Housing ministers Chris Pincher has backed plans to scrap private gardens after his civil servants short-listed six architects for its Homes of 2030 contest.
The competition aims to fulfil its promise to create better-designed homes as it ramps up the number of units being built every year, and includes several plans by the architects to scrap private gardens and instead provide communal spaces.
How this idea goes down with home buyers of the future is another matter given Briton’s love of private gardens, but the Ministry of Housing, Communities and Local Government says it wants the next generation of housing to be greener, healthier, better for elderly people and quicker to build.

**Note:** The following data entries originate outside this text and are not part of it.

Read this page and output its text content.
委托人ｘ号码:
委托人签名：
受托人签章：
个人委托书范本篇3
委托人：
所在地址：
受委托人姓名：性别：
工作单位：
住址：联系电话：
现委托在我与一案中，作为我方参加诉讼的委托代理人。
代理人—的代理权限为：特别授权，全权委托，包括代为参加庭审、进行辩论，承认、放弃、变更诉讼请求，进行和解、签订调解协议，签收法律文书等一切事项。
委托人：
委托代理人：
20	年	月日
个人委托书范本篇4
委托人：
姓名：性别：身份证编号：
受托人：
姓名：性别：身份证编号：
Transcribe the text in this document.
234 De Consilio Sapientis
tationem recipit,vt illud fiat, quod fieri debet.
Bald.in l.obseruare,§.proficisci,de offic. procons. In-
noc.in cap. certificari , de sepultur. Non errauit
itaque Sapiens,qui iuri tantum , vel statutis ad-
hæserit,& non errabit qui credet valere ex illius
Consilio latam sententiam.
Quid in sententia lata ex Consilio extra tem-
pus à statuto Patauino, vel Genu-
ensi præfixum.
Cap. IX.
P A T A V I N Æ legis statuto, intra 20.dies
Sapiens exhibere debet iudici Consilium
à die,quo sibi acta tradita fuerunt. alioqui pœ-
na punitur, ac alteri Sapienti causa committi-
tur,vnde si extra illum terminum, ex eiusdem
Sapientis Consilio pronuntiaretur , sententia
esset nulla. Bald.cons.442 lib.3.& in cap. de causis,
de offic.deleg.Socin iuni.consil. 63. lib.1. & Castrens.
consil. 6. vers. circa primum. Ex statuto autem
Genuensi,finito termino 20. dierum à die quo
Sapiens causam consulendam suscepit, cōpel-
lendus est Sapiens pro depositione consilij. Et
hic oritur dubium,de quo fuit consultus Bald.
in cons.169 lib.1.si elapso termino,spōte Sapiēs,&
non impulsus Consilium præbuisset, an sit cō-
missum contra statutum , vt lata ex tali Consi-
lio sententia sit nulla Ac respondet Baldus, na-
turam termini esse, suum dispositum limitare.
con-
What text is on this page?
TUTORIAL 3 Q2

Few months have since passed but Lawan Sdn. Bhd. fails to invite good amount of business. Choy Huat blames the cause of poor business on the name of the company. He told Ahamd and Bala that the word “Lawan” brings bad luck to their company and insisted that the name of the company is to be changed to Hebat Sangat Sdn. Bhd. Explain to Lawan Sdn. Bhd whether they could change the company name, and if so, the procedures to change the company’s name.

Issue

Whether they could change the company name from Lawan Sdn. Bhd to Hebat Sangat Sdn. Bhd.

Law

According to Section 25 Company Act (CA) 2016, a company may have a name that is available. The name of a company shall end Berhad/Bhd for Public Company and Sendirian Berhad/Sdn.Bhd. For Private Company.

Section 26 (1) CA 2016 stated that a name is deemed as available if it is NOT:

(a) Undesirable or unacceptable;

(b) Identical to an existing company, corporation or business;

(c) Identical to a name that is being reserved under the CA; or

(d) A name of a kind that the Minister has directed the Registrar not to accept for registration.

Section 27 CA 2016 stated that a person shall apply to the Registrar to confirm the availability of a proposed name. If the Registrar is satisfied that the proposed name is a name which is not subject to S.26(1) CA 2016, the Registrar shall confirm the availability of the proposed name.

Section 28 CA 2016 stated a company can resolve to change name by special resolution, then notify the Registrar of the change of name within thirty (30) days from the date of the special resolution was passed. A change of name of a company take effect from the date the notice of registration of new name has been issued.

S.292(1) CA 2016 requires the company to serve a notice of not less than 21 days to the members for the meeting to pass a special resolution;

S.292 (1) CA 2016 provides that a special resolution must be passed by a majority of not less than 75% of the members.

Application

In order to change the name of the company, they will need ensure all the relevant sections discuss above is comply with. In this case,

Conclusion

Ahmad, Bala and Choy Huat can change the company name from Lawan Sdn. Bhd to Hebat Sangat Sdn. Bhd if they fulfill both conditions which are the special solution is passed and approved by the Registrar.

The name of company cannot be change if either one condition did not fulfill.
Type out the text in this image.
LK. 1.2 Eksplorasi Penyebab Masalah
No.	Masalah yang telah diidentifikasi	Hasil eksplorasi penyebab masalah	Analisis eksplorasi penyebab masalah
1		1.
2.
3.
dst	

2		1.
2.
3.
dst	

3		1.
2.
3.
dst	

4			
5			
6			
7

Reading between the lines, Ministers are keen to find ideas that enable development to be higher density – gardens force developers to spread out houses across sites.
For example, the design by Studio Open suggests a quartet of homes built around a courtyard garden that residents can book via an app for private use but that would otherwise be communal.
The six short-listed architect firms have now been given £40,000 to developer their ideas.
Ministers gave designers four key requirements; that the homes must be adaptable to how needs change as people become older, have net zero carbon emissions, promote healthy living, and be deliverable in large numbers.
“This competition demonstrates the best of British design being brought to bear on a key issue for today, and future generations: delivering homes that are good for the planet and that promote healthy, independent living for older generations,” says Pincher (left).